Yarın kurultay var değil mi?

Bir parti başkanı belirlenecek ve bu başkan ayrıca başbakan olacak!

Desenize siyasi narsizmin tavan yapacağı, hırsların ayyuka çıkacağı son 48 saat. Tabi eğer araştırma şirketinin dediği gibi ilk turda bu iş sona erecekse bir dert, değilse bu 48 saat bir haftaya çıkabilir…

Karantinadan tüm bunları takip etmeye çalışmak, üstüne bir de Konyalaştırılmakta olan Maraş masalını okumak takdir edersiniz ki 4 duvar arasında kalmış olan bana çok daha trajik görünüyor.

***

Fakat şu Gezici- Çavuşoğlu haberi dün beni pek düşündürdü.

Seks kaseti ve benzeri hikayelerin amma da popüler olduğunu düşünüp, bir insanın özel yaşamı ile tehdit edilmesinin ne denli etik olduğunu sorguladım. Dahası bunu yapacak kişi bakan, başbakan veya bir ülkeyi yönetmeye talip birileri olunca çok daha üzücü buldum doğrusu.

Üstüne de sorguladım: Kaç kişinin seks vb. kayıtları youtubetan bile yayınlandı da kaçı hatırlanıyor?

Çok da basit buldum bu tehdidi dersem kimse beni yargılamasın.

Sonuçta yaşadığınız bir şeyi içselleştiremeyecekseniz yaşamayacaksınız. Etik olmayan bir şeyi yaşamışsanız da “her bireyin hayatında her şeyin her zaman mükemmel olmayacağını” kabul ederek devam edecekseniz.

Sokrat’ın felsefesindeki gibi: “Yalan söylemezsen kimse seni korkutamaz. Yaptığın hataları kabul eder kendine barışık olursan da kimse seni yaralayamaz!”

***

Biraz kafa yordum.

Gezici tüm çalışmalarının sonucunda söyledikleri ile doğru tahminlerde bulundu mu?

Evet!

Peki arasına para ilişkisi koymaya çalıştığı söylenenler genelde kim oldu?

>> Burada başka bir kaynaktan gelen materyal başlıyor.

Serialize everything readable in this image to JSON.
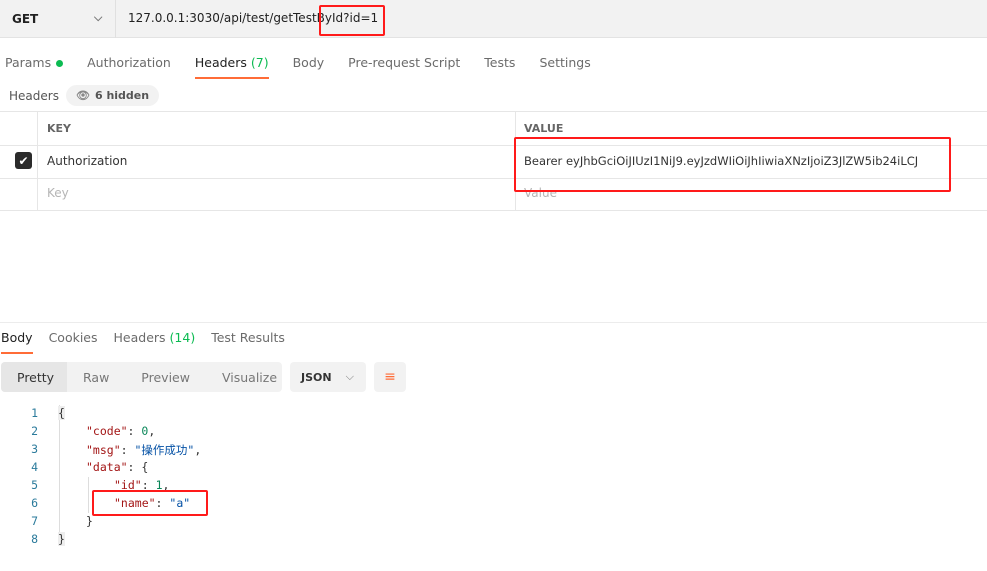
{
  "request": {
    "method": "GET",
    "url": "127.0.0.1:3030/api/test/getTestById?id=1",
    "tabs": [
      {
        "label": "Params",
        "dot": true
      },
      {
        "label": "Authorization"
      },
      {
        "label": "Headers",
        "count": "(7)",
        "active": true
      },
      {
        "label": "Body"
      },
      {
        "label": "Pre-request Script"
      },
      {
        "label": "Tests"
      },
      {
        "label": "Settings"
      }
    ],
    "headers_label": "Headers",
    "hidden_label": "6 hidden",
    "table": {
      "key_header": "KEY",
      "value_header": "VALUE",
      "rows": [
        {
          "checked": true,
          "key": "Authorization",
          "value": "Bearer eyJhbGciOiJIUzI1NiJ9.eyJzdWIiOiJhIiwiaXNzIjoiZ3JlZW5ib24iLCJ"
        }
      ],
      "key_placeholder": "Key",
      "value_placeholder": "Value"
    }
  },
  "response": {
    "tabs": [
      {
        "label": "Body",
        "active": true
      },
      {
        "label": "Cookies"
      },
      {
        "label": "Headers",
        "count": "(14)"
      },
      {
        "label": "Test Results"
      }
    ],
    "views": [
      "Pretty",
      "Raw",
      "Preview",
      "Visualize"
    ],
    "format": "JSON",
    "line_numbers": [
      "1",
      "2",
      "3",
      "4",
      "5",
      "6",
      "7",
      "8"
    ],
    "body": {
      "code_key": "\"code\"",
      "code_val": "0",
      "msg_key": "\"msg\"",
      "msg_val": "\"操作成功\"",
      "data_key": "\"data\"",
      "id_key": "\"id\"",
      "id_val": "1",
      "name_key": "\"name\"",
      "name_val": "\"a\""
    }
  },
  "colors": {
    "accent": "#ff6c37",
    "success": "#0cbb52",
    "highlight": "#ff1a1a"
  }
}
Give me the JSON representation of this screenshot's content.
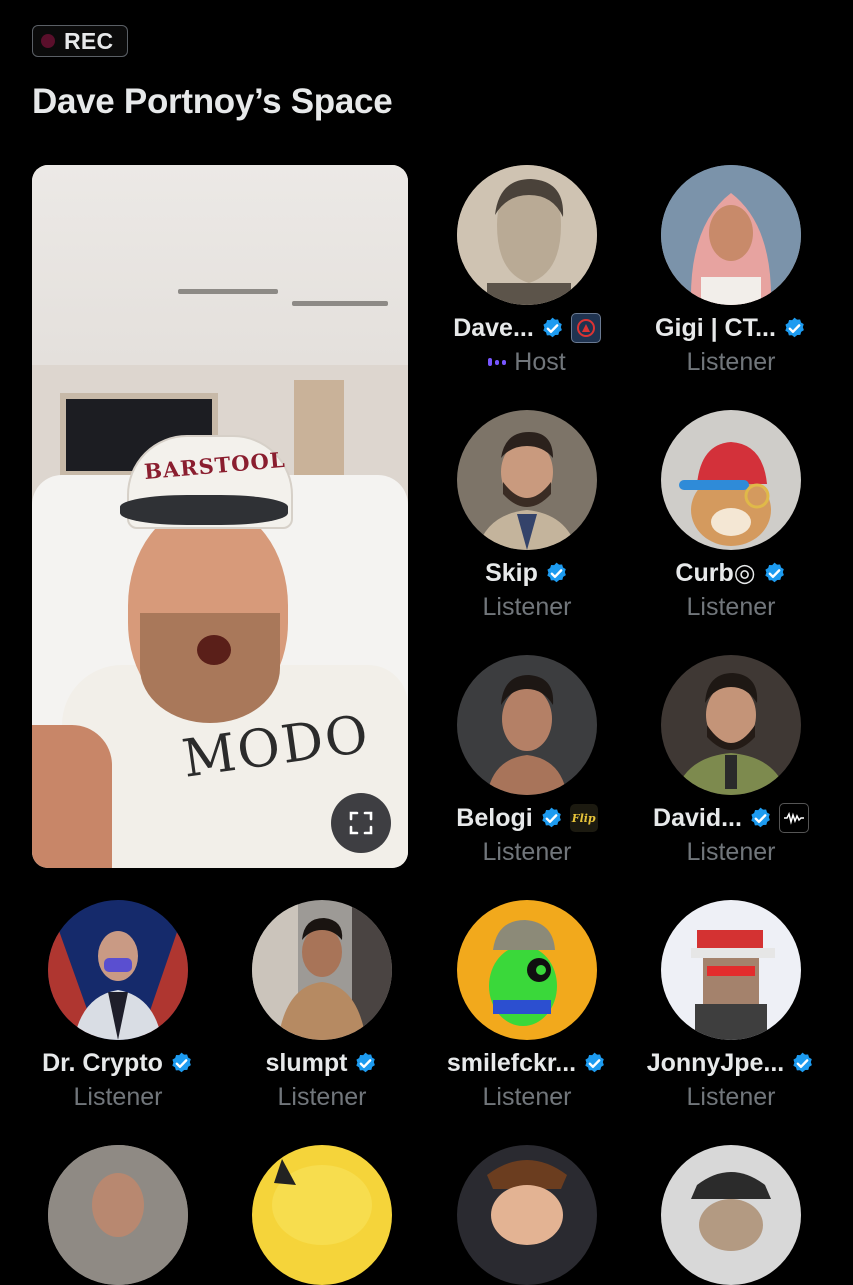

Belli bir sıralamaya göre şansı olabilecek olanlar.

Sonra düşündüm: Gezici’nin ürünü kamuoyu yoklama sonuçları. Sonuçlar lehte veya aleyhte kamuoyu algısını etkileyebilir. Bu nedenle bir seçim sonucunda şansın varsa ve bunu yukarıya taşıyacak algıyı yönetmek istiyorsan, katılımcıların çoğunluğunun ne istediği veya ne ile ilgilendiğini görmen lazım değil mi?

Bir buzdolabı üreticisi en kullanışlı ürünü üretmek için yoklama yapar. Bir siyaset araştırmacısı da bir toplumun/kitlenin nasıl yönetilmek istediğini sorgular.

İkisi de ürününü satar!

O halde açıkçası, Gezici Çavuşoğlu’na gitmişse, araştırma sonucunda Çavuşoğlu’nu gelecek vaat eder görmüş olabilir.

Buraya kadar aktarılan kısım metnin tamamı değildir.